一方、おそらくパリのスキームは「何をどこまでやっていいかは、個人で考えろ」というもので、「問題があったときの責任はおまえ」ということになる。不快に感じた人は「その場で個人的に怒る」。こういう国だから「個」というものが尊重されもするし、自分で立派に磨き上げないと使い物にならなくもなる。もちろんみんながまっとうな大人にはならないので、日本のような完璧な安全と快適は得られない。たとえばパリの「パレ・ド・トーキョー」はスケーターがたむろしており、外部床仕上げの石のパネルはバキバキ割れている。ひどいものだ。でも、まぁ建物が傷つくくらいで、そこまで迷惑がかかるわけでもない。別に怒る人がいなければ、それでOKという街なのである。
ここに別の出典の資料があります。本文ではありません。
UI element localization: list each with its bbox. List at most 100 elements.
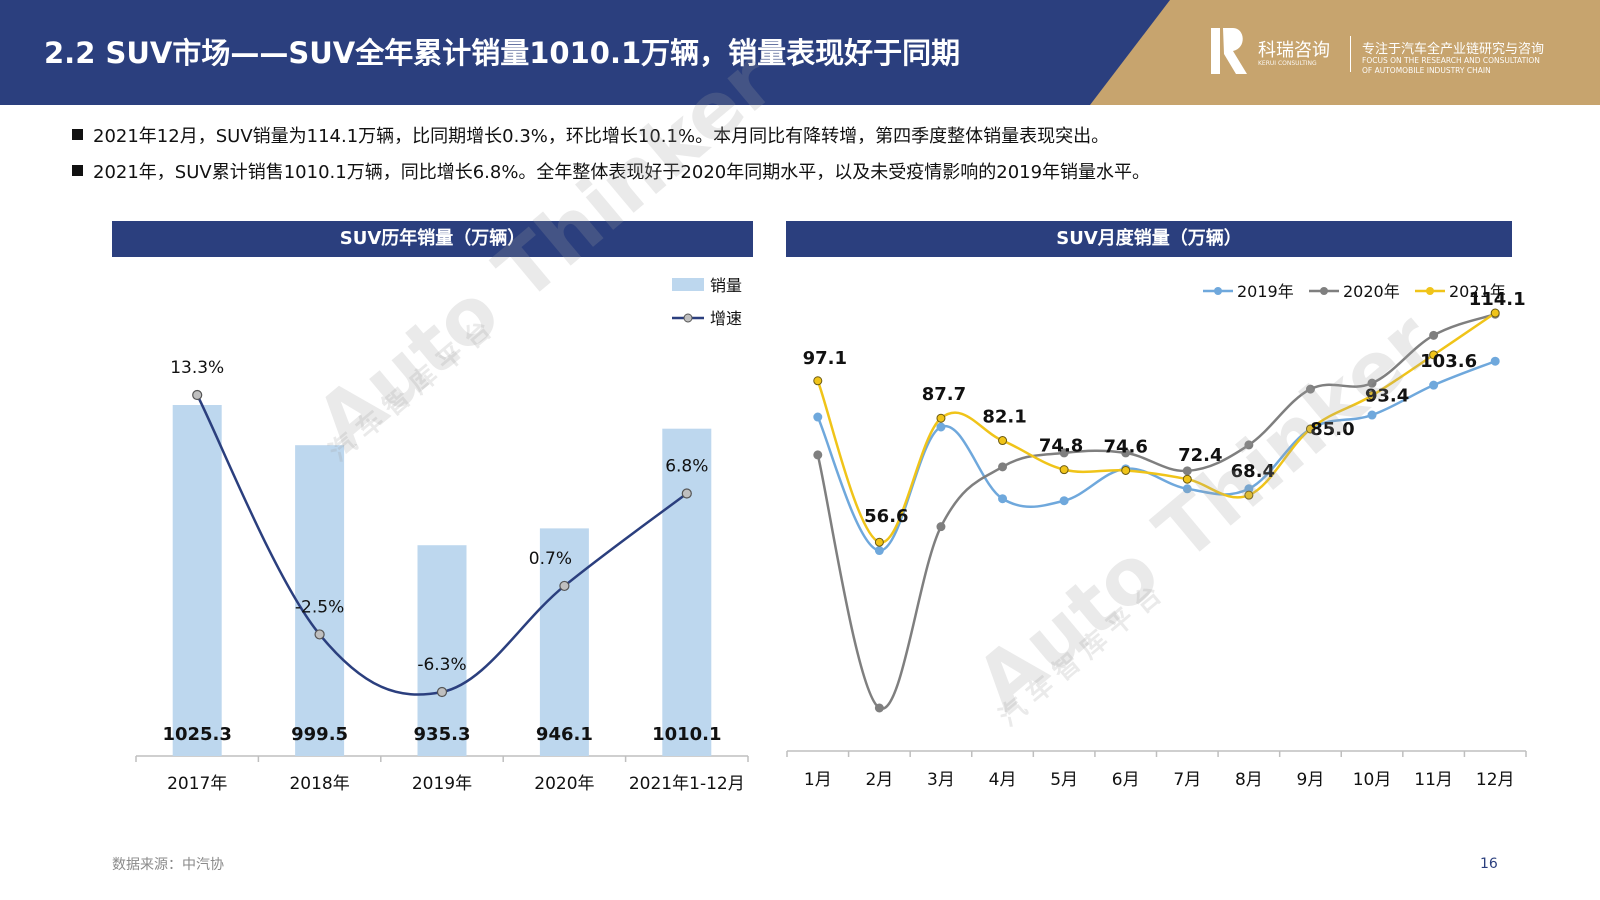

ようするに、パリでは「公共」とは「個」が試される場所なのである。

というか、そのようにして同時に「公共」と「個(私)」というものが生まれるのである。

「公共」というのは人間が複数で生きるということであって、であるからこそ問題の発生ポイントでもある。そのなかで、自分の責任のもとでどう判断するかというときの主体として「個」が発生する。僕はこの「公共観」は市民社会の基本であると思う。パリが日本よりも安全でなく快適でもないことはパリ固有の問題であって、こうした「公共観」そのものが日本の「公共観」よりも劣っているのだという推論は間違いである。
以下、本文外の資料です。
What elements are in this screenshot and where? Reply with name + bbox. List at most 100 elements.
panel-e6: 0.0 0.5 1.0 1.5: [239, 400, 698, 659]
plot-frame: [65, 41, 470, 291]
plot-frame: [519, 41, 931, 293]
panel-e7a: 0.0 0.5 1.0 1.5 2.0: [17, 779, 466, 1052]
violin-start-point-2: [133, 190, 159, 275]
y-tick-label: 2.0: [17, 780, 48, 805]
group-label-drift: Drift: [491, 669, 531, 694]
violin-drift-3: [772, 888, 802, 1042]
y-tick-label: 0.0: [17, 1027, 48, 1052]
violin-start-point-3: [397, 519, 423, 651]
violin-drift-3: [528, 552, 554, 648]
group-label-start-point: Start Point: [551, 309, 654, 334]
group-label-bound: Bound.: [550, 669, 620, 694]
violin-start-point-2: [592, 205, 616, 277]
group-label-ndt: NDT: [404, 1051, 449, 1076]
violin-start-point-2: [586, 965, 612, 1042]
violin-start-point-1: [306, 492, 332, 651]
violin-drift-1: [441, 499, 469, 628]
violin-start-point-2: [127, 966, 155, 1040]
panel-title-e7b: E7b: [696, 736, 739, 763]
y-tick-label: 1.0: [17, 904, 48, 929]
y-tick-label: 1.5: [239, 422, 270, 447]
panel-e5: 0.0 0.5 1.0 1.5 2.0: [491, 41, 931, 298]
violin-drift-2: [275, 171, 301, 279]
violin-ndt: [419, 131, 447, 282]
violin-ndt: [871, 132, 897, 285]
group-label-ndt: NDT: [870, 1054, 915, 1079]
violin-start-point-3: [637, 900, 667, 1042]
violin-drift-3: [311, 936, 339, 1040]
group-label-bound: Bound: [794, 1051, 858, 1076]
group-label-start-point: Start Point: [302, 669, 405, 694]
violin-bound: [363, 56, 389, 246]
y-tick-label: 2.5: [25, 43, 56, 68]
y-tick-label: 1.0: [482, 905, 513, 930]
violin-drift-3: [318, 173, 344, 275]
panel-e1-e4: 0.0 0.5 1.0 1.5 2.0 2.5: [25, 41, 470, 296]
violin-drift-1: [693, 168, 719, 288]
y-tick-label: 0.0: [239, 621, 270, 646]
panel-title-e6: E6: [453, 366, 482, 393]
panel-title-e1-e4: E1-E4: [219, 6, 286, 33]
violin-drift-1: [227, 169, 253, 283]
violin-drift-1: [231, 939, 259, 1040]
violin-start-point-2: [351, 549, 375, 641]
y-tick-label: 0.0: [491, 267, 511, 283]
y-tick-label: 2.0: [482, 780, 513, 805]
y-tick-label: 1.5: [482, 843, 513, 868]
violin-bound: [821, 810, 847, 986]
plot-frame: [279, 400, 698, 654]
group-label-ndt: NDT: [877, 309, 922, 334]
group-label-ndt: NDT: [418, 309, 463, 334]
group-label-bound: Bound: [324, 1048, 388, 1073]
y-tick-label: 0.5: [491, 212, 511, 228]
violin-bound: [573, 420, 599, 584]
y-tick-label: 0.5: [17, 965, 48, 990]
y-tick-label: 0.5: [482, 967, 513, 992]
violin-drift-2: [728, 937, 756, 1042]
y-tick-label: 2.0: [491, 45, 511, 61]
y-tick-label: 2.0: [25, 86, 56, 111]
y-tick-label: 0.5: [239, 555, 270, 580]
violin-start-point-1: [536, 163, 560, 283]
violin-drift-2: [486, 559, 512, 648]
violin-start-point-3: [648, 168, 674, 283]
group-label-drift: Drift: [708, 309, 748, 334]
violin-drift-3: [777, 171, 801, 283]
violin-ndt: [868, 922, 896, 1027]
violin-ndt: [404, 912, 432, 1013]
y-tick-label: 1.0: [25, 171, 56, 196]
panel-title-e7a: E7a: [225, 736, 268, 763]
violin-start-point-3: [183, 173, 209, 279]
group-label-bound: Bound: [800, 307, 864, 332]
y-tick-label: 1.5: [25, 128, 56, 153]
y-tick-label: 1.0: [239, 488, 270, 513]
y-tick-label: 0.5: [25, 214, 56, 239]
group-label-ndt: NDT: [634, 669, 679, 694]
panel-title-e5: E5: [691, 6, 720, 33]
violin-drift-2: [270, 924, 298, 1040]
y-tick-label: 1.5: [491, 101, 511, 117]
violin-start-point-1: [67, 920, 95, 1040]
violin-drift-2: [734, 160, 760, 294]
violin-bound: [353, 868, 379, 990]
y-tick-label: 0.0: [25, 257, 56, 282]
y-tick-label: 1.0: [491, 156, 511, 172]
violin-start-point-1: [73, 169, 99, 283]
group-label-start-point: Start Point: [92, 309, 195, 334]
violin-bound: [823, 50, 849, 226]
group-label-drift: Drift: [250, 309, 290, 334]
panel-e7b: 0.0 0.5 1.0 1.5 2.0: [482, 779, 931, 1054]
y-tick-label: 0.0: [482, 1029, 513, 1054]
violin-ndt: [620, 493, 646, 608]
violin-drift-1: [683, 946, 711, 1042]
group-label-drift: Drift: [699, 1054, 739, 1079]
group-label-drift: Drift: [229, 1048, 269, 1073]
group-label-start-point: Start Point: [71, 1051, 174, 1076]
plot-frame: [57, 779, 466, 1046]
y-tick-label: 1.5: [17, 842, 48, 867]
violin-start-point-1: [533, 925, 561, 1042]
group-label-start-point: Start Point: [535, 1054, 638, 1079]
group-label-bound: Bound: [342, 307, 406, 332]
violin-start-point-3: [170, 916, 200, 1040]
公共建築をつくるとき、あるいは建築の公共性(それは個人住宅であっても構わない)を考えるとき、建築はこういう「公共」と「個」を教化するものでなければダメである。「教化」というとなにやら押しつけがましく聞こえるかも知れないが、実際は逆で「利用に際してはなんにも押しつけない」ということになる。
そこから考えられることの一つとして、「出来たときが一番美しい建築」をつくる建築家が山ほどいるけれど、そんなヤツらはばかだという事だ。純白の壁は「汚してくれるな」という強い主張にしかならない。だって、踏んだり蹴ったりして壊れる建築、あるいは張り紙一枚で美学が崩れる建築って、でかい体してどんだけひ弱なんだろうか。対人恐怖症の横綱かおまえは。
それから、床面積がきつきつなのもよくない。「余裕」がないとつい他人に文句言いたくなるのは、人も建物もいっしょだ。だから、同じコストで床を2倍つくるラカトン&ヴァッサルのやり方は、極めて有効だ。ほんとうに、人も建物もいっしょだ。「余裕」と「威厳」があれば人はなつく。(ただし「余裕」と「威厳」を同時に満たすためには、基本的には莫大な金と時間がかかる。そこでラカトン&ヴァッサルは「威厳」を捨てて「余裕」を取った。中途半端な「威厳」すら捨てたので、逆に「友達」みたいな気楽さを手に入れた。)


こういう「公共観」からスタートすれば、建築の評価もがらっとかわるものだ。